Abstract

A new hydraulic fracture screening method has been developed based on quantitative analysis of the mobile oil saturation in the target zone. The traditional selection process was based on analysis of low productivity wells, followed by extensive fracture modeling of leak-off parameters and rock properties. The new screening method defines the best pay zones and uses the saturation profile to govern the size of the fracture treatment.

This method was developed during a 10-acre infill-drilling program on the Central Vacuum Unit during the mid 1990s. Most of the producers were initially stimulated with large, one stage acid treatments. Production declined soon after completion and fell below the levels of offset producers. Texaco analyzed the open-hole logs and discovered a consistent pattern of low in-situ water saturation in the upper San Andres. Log analysis clearly indicated that the infill well production should be much better than the offset wells. Three of the new wells were successfully fracture treated across the entire San Andres interval with excellent results. However, many stimulation candidates were offset by wells producing high water volumes. The new screening method indicated that the upper San Andres should produce nearly water-free after fracturing. The design process also showed that smaller fracs would have substantially better economics and would ultimately produce as much or more reserves as large fracs.

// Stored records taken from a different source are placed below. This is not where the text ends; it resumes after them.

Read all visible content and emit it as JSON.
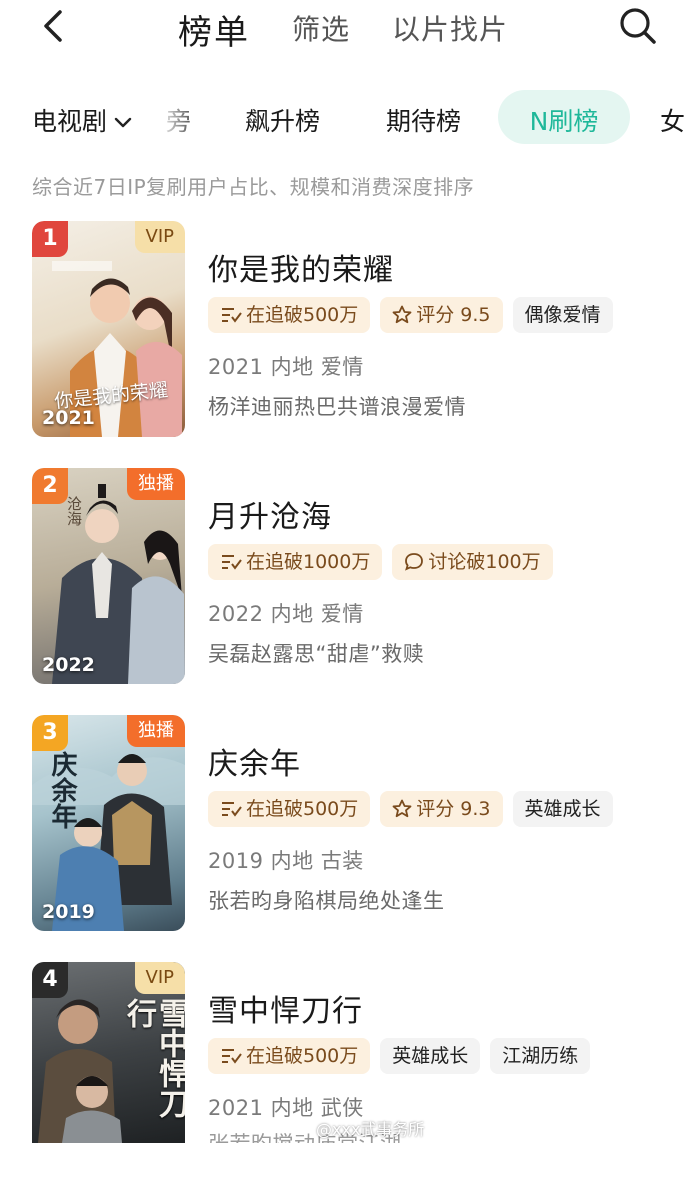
{
  "nav": {
    "title": "榜单",
    "tabs": [
      "筛选",
      "以片找片"
    ]
  },
  "categories": {
    "dropdown": "电视剧",
    "cut_left": "旁",
    "items": [
      "飙升榜",
      "期待榜"
    ],
    "active": "N刷榜",
    "cut_right": "女"
  },
  "description": "综合近7日IP复刷用户占比、规模和消费深度排序",
  "colors": {
    "accent": "#1fb89a",
    "rank1": "#e0463d",
    "rank2": "#f07a2f",
    "rank3": "#f4a623",
    "rank4": "#2b2b2b"
  },
  "items": [
    {
      "rank": "1",
      "badge": "VIP",
      "year": "2021",
      "title": "你是我的荣耀",
      "tags": [
        "在追破500万",
        "评分 9.5",
        "偶像爱情"
      ],
      "meta": "2021 内地 爱情",
      "sub": "杨洋迪丽热巴共谱浪漫爱情",
      "poster_text": "你是我的荣耀"
    },
    {
      "rank": "2",
      "badge": "独播",
      "year": "2022",
      "title": "月升沧海",
      "tags": [
        "在追破1000万",
        "讨论破100万"
      ],
      "meta": "2022 内地 爱情",
      "sub": "吴磊赵露思“甜虐”救赎",
      "poster_text": "沧海"
    },
    {
      "rank": "3",
      "badge": "独播",
      "year": "2019",
      "title": "庆余年",
      "tags": [
        "在追破500万",
        "评分 9.3",
        "英雄成长"
      ],
      "meta": "2019 内地 古装",
      "sub": "张若昀身陷棋局绝处逢生",
      "poster_text": "庆余年"
    },
    {
      "rank": "4",
      "badge": "VIP",
      "year": "",
      "title": "雪中悍刀行",
      "tags": [
        "在追破500万",
        "英雄成长",
        "江湖历练"
      ],
      "meta": "2021 内地 武侠",
      "sub": "张若昀搅动庙堂江湖",
      "poster_text": "雪中悍刀行"
    }
  ],
  "watermark": "@xxx武事务所"
}
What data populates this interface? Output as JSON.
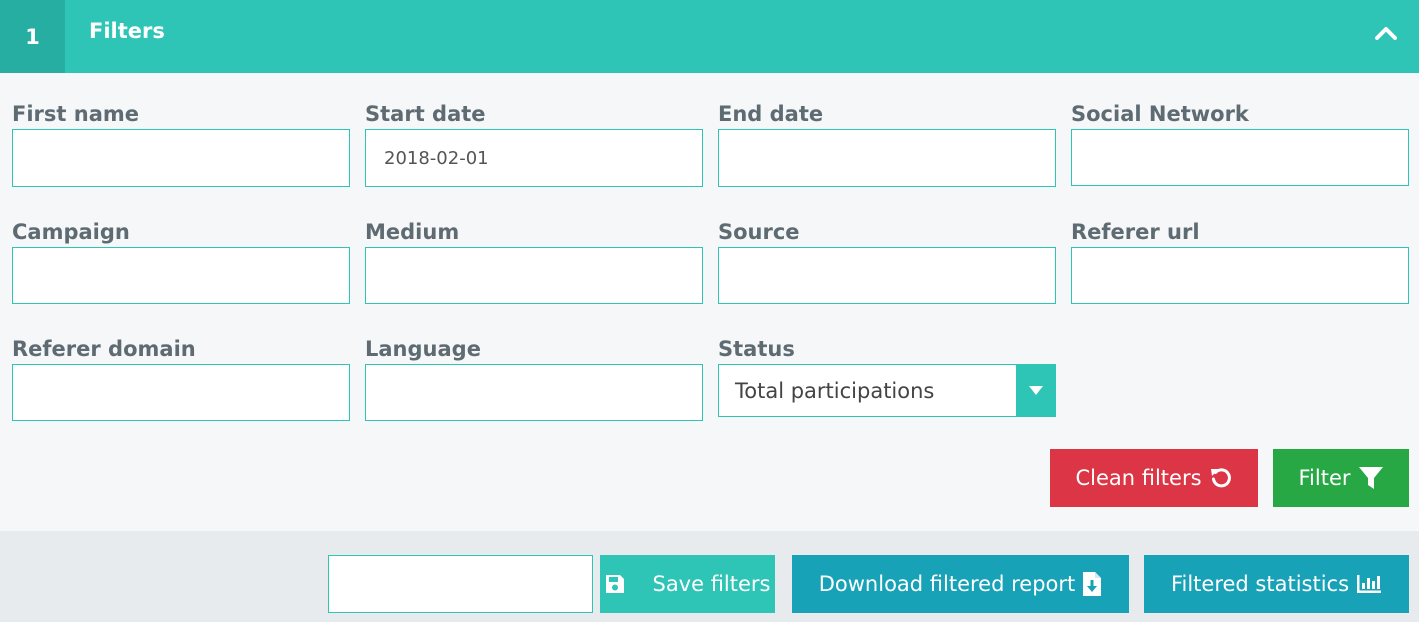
{
  "header": {
    "step": "1",
    "title": "Filters"
  },
  "filters": {
    "first_name": {
      "label": "First name",
      "value": ""
    },
    "start_date": {
      "label": "Start date",
      "value": "2018-02-01"
    },
    "end_date": {
      "label": "End date",
      "value": ""
    },
    "social_network": {
      "label": "Social Network",
      "value": ""
    },
    "campaign": {
      "label": "Campaign",
      "value": ""
    },
    "medium": {
      "label": "Medium",
      "value": ""
    },
    "source": {
      "label": "Source",
      "value": ""
    },
    "referer_url": {
      "label": "Referer url",
      "value": ""
    },
    "referer_domain": {
      "label": "Referer domain",
      "value": ""
    },
    "language": {
      "label": "Language",
      "value": ""
    },
    "status": {
      "label": "Status",
      "selected": "Total participations"
    }
  },
  "actions": {
    "clean_filters": "Clean filters",
    "filter": "Filter"
  },
  "footer": {
    "filter_name_value": "",
    "save_filters": "Save filters",
    "download_report": "Download filtered report",
    "filtered_statistics": "Filtered statistics"
  },
  "colors": {
    "accent": "#2ec4b6",
    "danger": "#dc3545",
    "success": "#28a745",
    "info": "#17a2b8"
  },
  "icons": {
    "collapse": "chevron-up-icon",
    "select_arrow": "caret-down-icon",
    "clean": "undo-icon",
    "filter": "funnel-icon",
    "save": "floppy-disk-icon",
    "download": "file-download-icon",
    "statistics": "bar-chart-icon"
  }
}
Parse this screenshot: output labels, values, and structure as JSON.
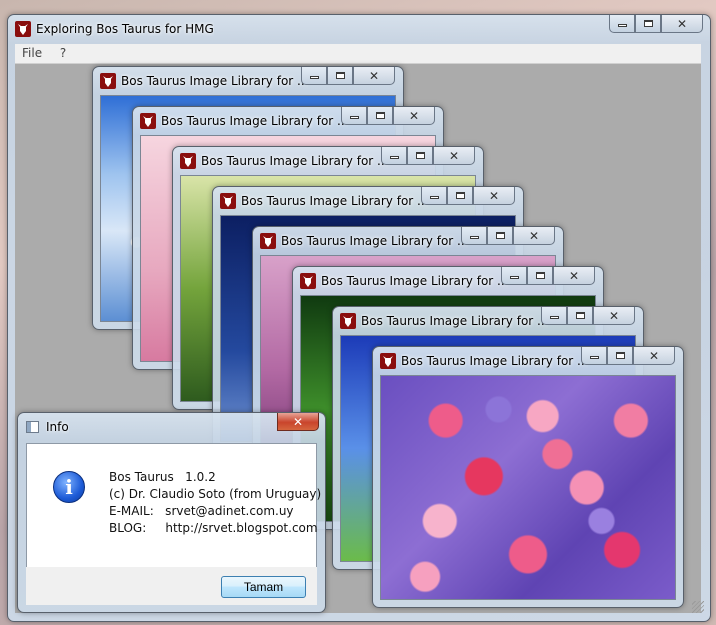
{
  "main_window": {
    "title": "Exploring Bos Taurus for HMG",
    "menu": [
      "File",
      "?"
    ]
  },
  "child_window_title": "Bos Taurus Image Library for ...",
  "dialog": {
    "title": "Info",
    "lines": [
      "Bos Taurus   1.0.2",
      "(c) Dr. Claudio Soto (from Uruguay)",
      "E-MAIL:   srvet@adinet.com.uy",
      "BLOG:     http://srvet.blogspot.com"
    ],
    "button": "Tamam"
  },
  "icons": {
    "app": "bull-head-icon",
    "dialog": "info-icon"
  }
}
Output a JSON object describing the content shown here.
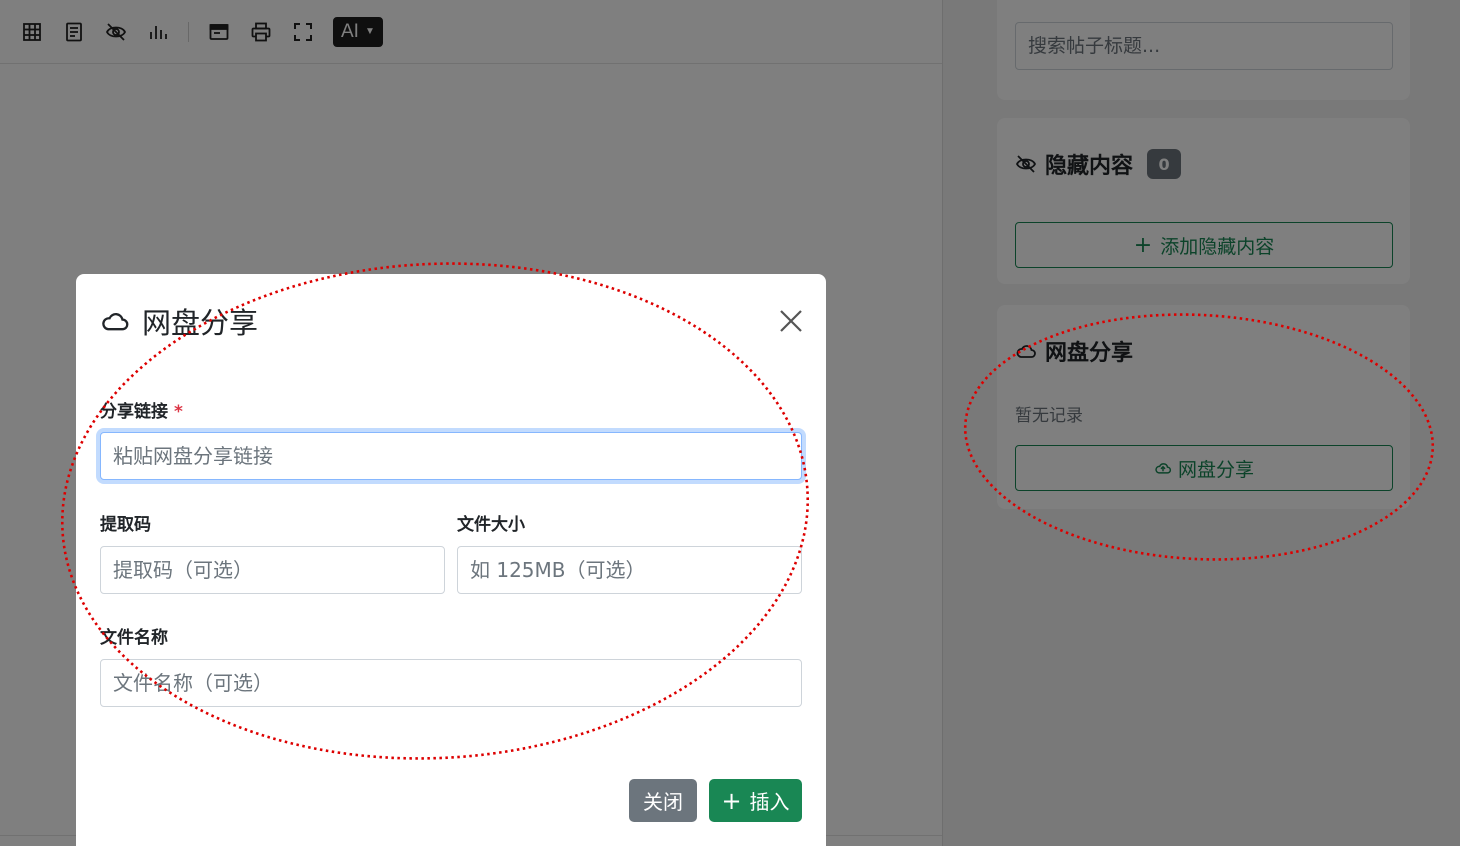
{
  "toolbar": {
    "icons": [
      "table-icon",
      "document-icon",
      "eye-off-icon",
      "chart-icon",
      "window-icon",
      "print-icon",
      "fullscreen-icon"
    ],
    "ai_label": "AI"
  },
  "sidebar": {
    "search": {
      "placeholder": "搜索帖子标题..."
    },
    "hidden_content": {
      "title": "隐藏内容",
      "count": "0",
      "add_button": "添加隐藏内容"
    },
    "pan_share": {
      "title": "网盘分享",
      "empty_text": "暂无记录",
      "button": "网盘分享"
    }
  },
  "modal": {
    "title": "网盘分享",
    "share_link": {
      "label": "分享链接",
      "required_mark": "*",
      "placeholder": "粘贴网盘分享链接"
    },
    "extract_code": {
      "label": "提取码",
      "placeholder": "提取码（可选）"
    },
    "file_size": {
      "label": "文件大小",
      "placeholder": "如 125MB（可选）"
    },
    "file_name": {
      "label": "文件名称",
      "placeholder": "文件名称（可选）"
    },
    "close_button": "关闭",
    "insert_button": "插入",
    "insert_plus": "+"
  },
  "colors": {
    "primary_green": "#198754",
    "secondary_gray": "#6c757d",
    "annotation_red": "#dd0000"
  }
}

Texaco fractured eighteen more wells in the upper San Andres. Oil production dramatically improved but water production was often unchanged. The new screening method allowed the development of additional reserves that were not recoverable under earlier practices.

Introduction

Hydraulic fracturing technology has continually evolved over the past 50 years. Recent improvements in computers have resulted in extensive fracture modeling capabilities using real-time data. Numerous industry publications have covered all aspects of fluid leakoff and rheology, history matching, proppant transport and rock properties. This has enabled larger treatments in hostile environments and often is the critical factor in the success or failure of a new well.

A waterflood environment presents both unique opportunities and challenges to fracturing1. Close spacing and good log data from infill wells allow detailed reservoir characterization. Rock properties can be accurately modeled and the pay quality is easier to define. However, reservoir pressure may be substantially different in adjacent zones. In extreme cases, long-term injection may alter reservoir pressure to the point that the confining stresses change2. Furthermore, the ultimate success of any waterflood stimulation program is clearly dependent on the degree of injection support. If offset injection wells cannot effectively support the pattern's production, then substantial reserves will not be recovered. Good reservoir pressure will often make up for a poor initial completion.

The Central Vacuum Unit (CVU), in Lea County, New Mexico, Figure 1, has been producing from the Grayburg and San Andres formations since 19373,4.

The San Andres is a shallow-shelf carbonate composed primarily of cyclical evaporates and carbonates. The gross reservoir thickneww ranges from 300' to 550' and is composed of the Grayburg, upper San Andres and lower San Andres formations. The Lovington Sand often separates the upper and lower San Andres zones. This sand is not considered a pay zone although it has been perforated in some wells and is exposed in the open-hole completeions. From San Andres core and log analysis, the net pay porosity averages 11.6% and the permeability averages 22.3 md4.